When in doubt, use a context rule instead

Context rules use regex patterns that match only in specific surroundings, avoiding false positives:

# Instead of: --add "线数" "线束"
# Use a context rule in the database:
sqlite3 ~/.transcript-fixer/corrections.db "INSERT INTO context_rules (pattern, replacement, description, priority) VALUES ('(?<!产)线数(?!据)', '线束', 'ASR: 线数->线束 (not inside 产线数据)', 10);"

Auditing the dictionary

Run

--audit
periodically to scan all rules for false positive risks:

uv run scripts/fix_transcription.py --audit
uv run scripts/fix_transcription.py --audit --domain manufacturing

Forcing a risky addition

If you understand the risks and still want to add a flagged rule:

uv run scripts/fix_transcription.py --add "仿佛" "反复" --domain general --force

Native AI Correction (Default Mode)

Claude IS the AI. When running inside Claude Code, use Claude's own language understanding for Stage 2 corrections instead of calling an external API. This is the default behavior — no API key needed.

Workflow

  1. Run Stage 1 (dictionary):
    uv run scripts/fix_transcription.py --input file.md --stage 1
  2. Read the text in ~3000-character chunks (use
    cut -c<start>-<end>
    for single-line files)
  3. Identify ASR errors — look for:
    • Homophone errors (同音字): "上海文" → "上下文", "扩种" → "扩充"
    • Broken sentence boundaries: "很大程。
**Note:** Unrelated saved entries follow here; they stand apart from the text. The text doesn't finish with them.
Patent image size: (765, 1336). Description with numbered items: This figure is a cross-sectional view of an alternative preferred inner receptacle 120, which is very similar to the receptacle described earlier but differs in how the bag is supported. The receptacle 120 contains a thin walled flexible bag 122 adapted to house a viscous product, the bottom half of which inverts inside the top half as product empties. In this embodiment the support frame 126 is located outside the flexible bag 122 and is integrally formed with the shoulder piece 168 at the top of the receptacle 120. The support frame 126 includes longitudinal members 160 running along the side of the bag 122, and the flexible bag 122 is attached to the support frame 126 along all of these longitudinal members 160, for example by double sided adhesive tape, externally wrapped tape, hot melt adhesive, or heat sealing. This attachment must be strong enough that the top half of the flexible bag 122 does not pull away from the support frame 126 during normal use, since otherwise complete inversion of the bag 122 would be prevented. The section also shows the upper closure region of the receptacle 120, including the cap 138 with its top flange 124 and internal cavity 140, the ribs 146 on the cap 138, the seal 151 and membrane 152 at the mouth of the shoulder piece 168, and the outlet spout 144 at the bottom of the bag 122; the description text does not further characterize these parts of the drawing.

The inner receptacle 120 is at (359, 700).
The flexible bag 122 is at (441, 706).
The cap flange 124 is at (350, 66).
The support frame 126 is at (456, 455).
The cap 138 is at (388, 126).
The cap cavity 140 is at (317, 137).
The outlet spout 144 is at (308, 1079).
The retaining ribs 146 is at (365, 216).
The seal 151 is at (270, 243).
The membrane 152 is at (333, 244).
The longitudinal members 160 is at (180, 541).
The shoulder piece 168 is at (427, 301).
路上" → "很大程度上"
    • Technical terms: "Web coding" → "Vibe Coding"
    • Missing/extra characters: "沉沉默" → "沉默"
  4. Present corrections in a table with confidence levels before applying:
    • High confidence: clear ASR errors with unambiguous corrections
    • Medium confidence: context-dependent, need user confirmation
  5. Apply corrections to a copy of the file (never modify the original)
  6. Save stable patterns to dictionary:
    --add "错误词" "正确词" --domain general
  7. Generate word diff:
    uv run scripts/generate_word_diff.py original.md corrected.md diff.html

Enhanced AI Capabilities (Native Mode Only)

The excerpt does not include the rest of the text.